Universality is the most important thing in poetry, as it is this that connects to the reader. It is not the reaction, or even the perception and expression of the poem that needs to be universal. It is the connection. It is not important that a reader connects with how Elizabeth Bishop sees the fish she caught. The audience need never have even seen a live fish on the line. What is important is that the image created in the mind of the audience strikes a cord and makes a connection, causing a sort of “ah!” moment. Every good poem must have this or it fails, at least for that particular reader.

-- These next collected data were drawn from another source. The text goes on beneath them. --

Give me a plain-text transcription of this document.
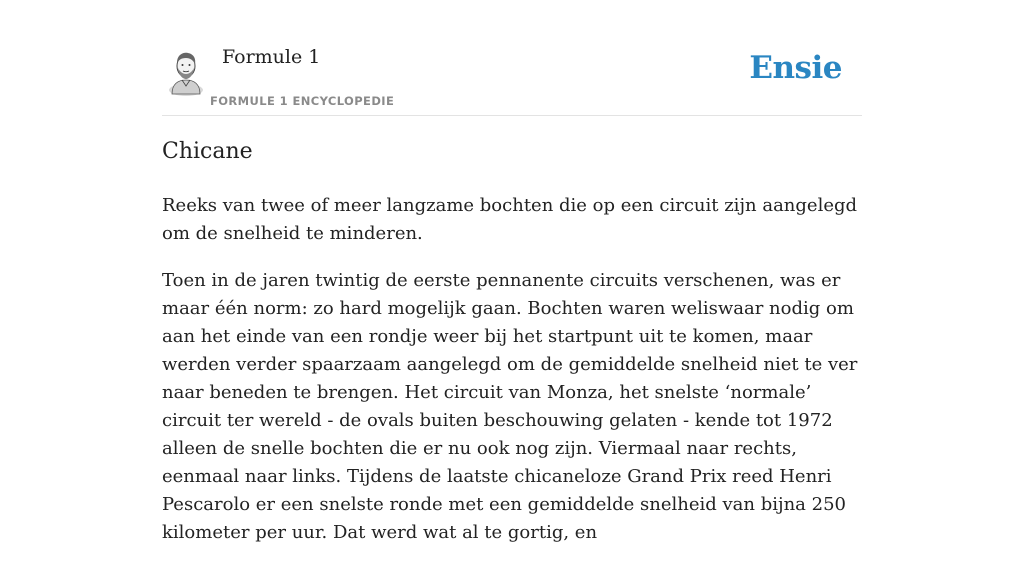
Formule 1
FORMULE 1 ENCYCLOPEDIE
Ensie
Chicane

Reeks van twee of meer langzame bochten die op een circuit zijn aangelegd om de snelheid te minderen.

Toen in de jaren twintig de eerste pennanente circuits verschenen, was er maar één norm: zo hard mogelijk gaan. Bochten waren weliswaar nodig om aan het einde van een rondje weer bij het startpunt uit te komen, maar werden verder spaarzaam aangelegd om de gemiddelde snelheid niet te ver naar beneden te brengen. Het circuit van Monza, het snelste ‘normale’ circuit ter wereld - de ovals buiten beschouwing gelaten - kende tot 1972 alleen de snelle bochten die er nu ook nog zijn. Viermaal naar rechts, eenmaal naar links. Tijdens de laatste chicaneloze Grand Prix reed Henri Pescarolo er een snelste ronde met een gemiddelde snelheid van bijna 250 kilometer per uur. Dat werd wat al te gortig, en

This works, because all human beings share certain experiences, such as the birth of a child, and we all share many images, such as the first crocus in spring, the last rose of summer or the winter landscape. Poets use these shared images to touch the audience and ppoint to unspoken, perhaps inexpressible meaning by manipulating the context and the other objects in the poem. The winter landscape may look very bleak to a new widow, but would excite a hockey player and might remind children of Halloween or other holidays.
The poet usually begins with a moment of truth which he or she experiences, or an observation that seems important, funny or otherwise interesting or amusing. Sometimes he or she only has an emotional reaction to something and has to trace that in order to try to share it with a carefully crafted poem. IN all of these the poet uses the tools I covered above, but the most important is universality, though no poem is good if the form is wrong or badly done, nor if the imagery does not work. Sobasically a good poem makes us react, feel or think. Then read again.